また、非正規職員は多くの場合に任期の上限があり、本人に能力や意欲があっても契約期間の満了とともに退職せざるを得ず、生活が不安定となってしまいます。
貧困の固定化
増え続けるワーキングプアは、貧困の連鎖と固定化という新たな問題を生じつつあります。ワーキングプア世帯の子どもは費用がかかる高校や高等教育機関へ進学できず、低学歴のまま就職することになります。
そうすると、高い収入は望めず貧困が親から子へと連鎖することになります。そしてそこから脱することはますます難しくなり、貧困が世代を超えて固定化してしまいます。
また、働く世代が貧困化すると子どもや高齢者にもその影響が及びます。それがやがて、社会保障の費用増大や経済の停滞を引き起こし、国の活力を低下させてしまうおそれもあります。ワーキングプアの問題は、いま貧困に直面していない人々にも関わる大きな問題とも言えるでしょう。
ワーキングプアから抜け出すための対策
ワーキングプアに陥ってしまう大きな要因として挙げられるのが、給与や勤務形態などの「雇用面の問題」、そして介護や子育てなどのために短時間しか働けないという「家庭面の問題」です。この2つの要因について、ワーキングプアから抜け出すための対策を整理します。
雇用環境の改善
a.最低賃金の見直し
都道府県ごとに「最低賃金」が定められています。しかし、この最低賃金は最低生活費を下回っています。2015年時点で最低賃金が最も高い富山県でも、最低生活費の約9割にとどまっています。最低賃金の収入では生活を維持するのが困難なのです。
ワーキングプア率の高い沖縄県、大阪府、京都府では、いずれも最低賃金が最低生活費の7割台となっています。この最低賃金が最低生活費を上回るように見直す必要があるでしょう。
b.職業訓練の拡充
求人はあっても、自分のスキルに見合った職がなかなか見つからない。これは、職を求める人と採用する企業の双方の悩みです。現在の労働市場におけるニーズに合った人材を育成する職業訓練の機会を提供し、拡充する必要があります。
c.勤務形態の多様化
どこからでもインターネットに接続できる環境が整備されたことや、パソコン・スマートフォン等のIT機器が高性能化したことにより、オフィスワークはどこでもできるようになりました。これに伴い在宅勤務等の社外での勤務、いわゆるテレワークが広がりつつあります。
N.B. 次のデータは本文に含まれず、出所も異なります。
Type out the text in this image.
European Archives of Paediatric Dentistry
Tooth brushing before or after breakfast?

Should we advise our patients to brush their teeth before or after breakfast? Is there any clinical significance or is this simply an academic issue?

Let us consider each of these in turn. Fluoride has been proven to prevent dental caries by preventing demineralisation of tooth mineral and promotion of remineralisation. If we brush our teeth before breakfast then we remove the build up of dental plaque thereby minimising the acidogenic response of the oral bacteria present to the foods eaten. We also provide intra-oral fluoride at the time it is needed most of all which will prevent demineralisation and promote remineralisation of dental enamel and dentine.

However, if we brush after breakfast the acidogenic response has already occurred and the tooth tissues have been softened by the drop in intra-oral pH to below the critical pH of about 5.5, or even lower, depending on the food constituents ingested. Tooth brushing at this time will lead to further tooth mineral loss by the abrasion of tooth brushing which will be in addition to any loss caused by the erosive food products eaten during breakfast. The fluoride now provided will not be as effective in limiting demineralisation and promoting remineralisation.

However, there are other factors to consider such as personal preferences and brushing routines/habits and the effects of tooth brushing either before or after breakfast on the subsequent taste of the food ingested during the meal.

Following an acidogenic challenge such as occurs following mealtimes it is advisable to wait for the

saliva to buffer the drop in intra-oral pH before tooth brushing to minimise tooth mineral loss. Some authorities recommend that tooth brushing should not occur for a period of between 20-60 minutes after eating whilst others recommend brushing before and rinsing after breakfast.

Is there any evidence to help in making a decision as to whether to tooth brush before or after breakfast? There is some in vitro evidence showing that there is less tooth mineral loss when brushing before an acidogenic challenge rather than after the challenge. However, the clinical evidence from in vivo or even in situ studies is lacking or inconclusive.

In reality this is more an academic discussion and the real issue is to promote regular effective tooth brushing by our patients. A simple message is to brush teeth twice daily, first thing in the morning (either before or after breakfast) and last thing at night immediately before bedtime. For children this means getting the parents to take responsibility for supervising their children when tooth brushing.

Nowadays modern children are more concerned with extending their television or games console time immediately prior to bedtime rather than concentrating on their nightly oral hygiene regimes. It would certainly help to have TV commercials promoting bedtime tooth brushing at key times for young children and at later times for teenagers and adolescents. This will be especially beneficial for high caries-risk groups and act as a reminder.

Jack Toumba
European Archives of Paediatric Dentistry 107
特に、子育てや介護中の人は短時間勤務や在宅勤務などの柔軟な勤務形態を望んでいます。多様な勤務形態を導入することで働き方の自由度を上げる必要があります。
d.正規雇用の拡大
正規と非正規の賃金格差が拡大したことから、政府が正規従業員への転換を打ち出したことが背景にあります。法律の改正により、2018年からは通算5年を超えた有期契約労働者が、希望すれば無期契約に転換できる制度がスタートします。これと歩調を合わせるように、大手企業を中心に非正規従業員の正規化が相次いで打ち出されています。正規雇用化を一層促進する必要があるでしょう。
介護・子育て環境の改善
介護・子育てサービス提供拠点の拡充
家庭内に介護や子育ての必要がある場合、働きたいという意志があっても就労の機会は限られます。このような人たちが働くためには、介護や子育てサービスを提供する拠点(介護施設、保育園等)を拡充する必要があります。
特に保育園については都市圏を中心に保育園に入れない、いわゆる「待機児童」が多くいるため、施設の拡充が必要です。
介護・子育てサービス提供時間帯の改善
介護・子育てサービスが提供されていても、その時間が短いために働く時間を短縮せざるを得ない場合があります。特に、早朝・夜間・土日祝日のサービス提供が必要になってくるでしょう。
最先端技術の活用
介護や子育てサービスも多くの人手に頼っていますが、専門的な技能が必要であるにも関わらず給与が低いため、人手が確保しづらい状況にあります。サービス提供施設での人手不足を補い、労働環境を改善するために、情報通信技術や人工知能(AI)といった最先端技術を活用していくことも必要です。
ワーキングプアを減らすための対策は、ワーキングプアに陥っている人が自立して生活できるように、働く機会を増やしたり賃金の水準を引き上げること、そして家庭が担っている介護や子育てのサポートといった安心して働ける環境を整えることが重要です。そのためには、行政や企業、地域社会が協力して取り組んでいく必要があるのです。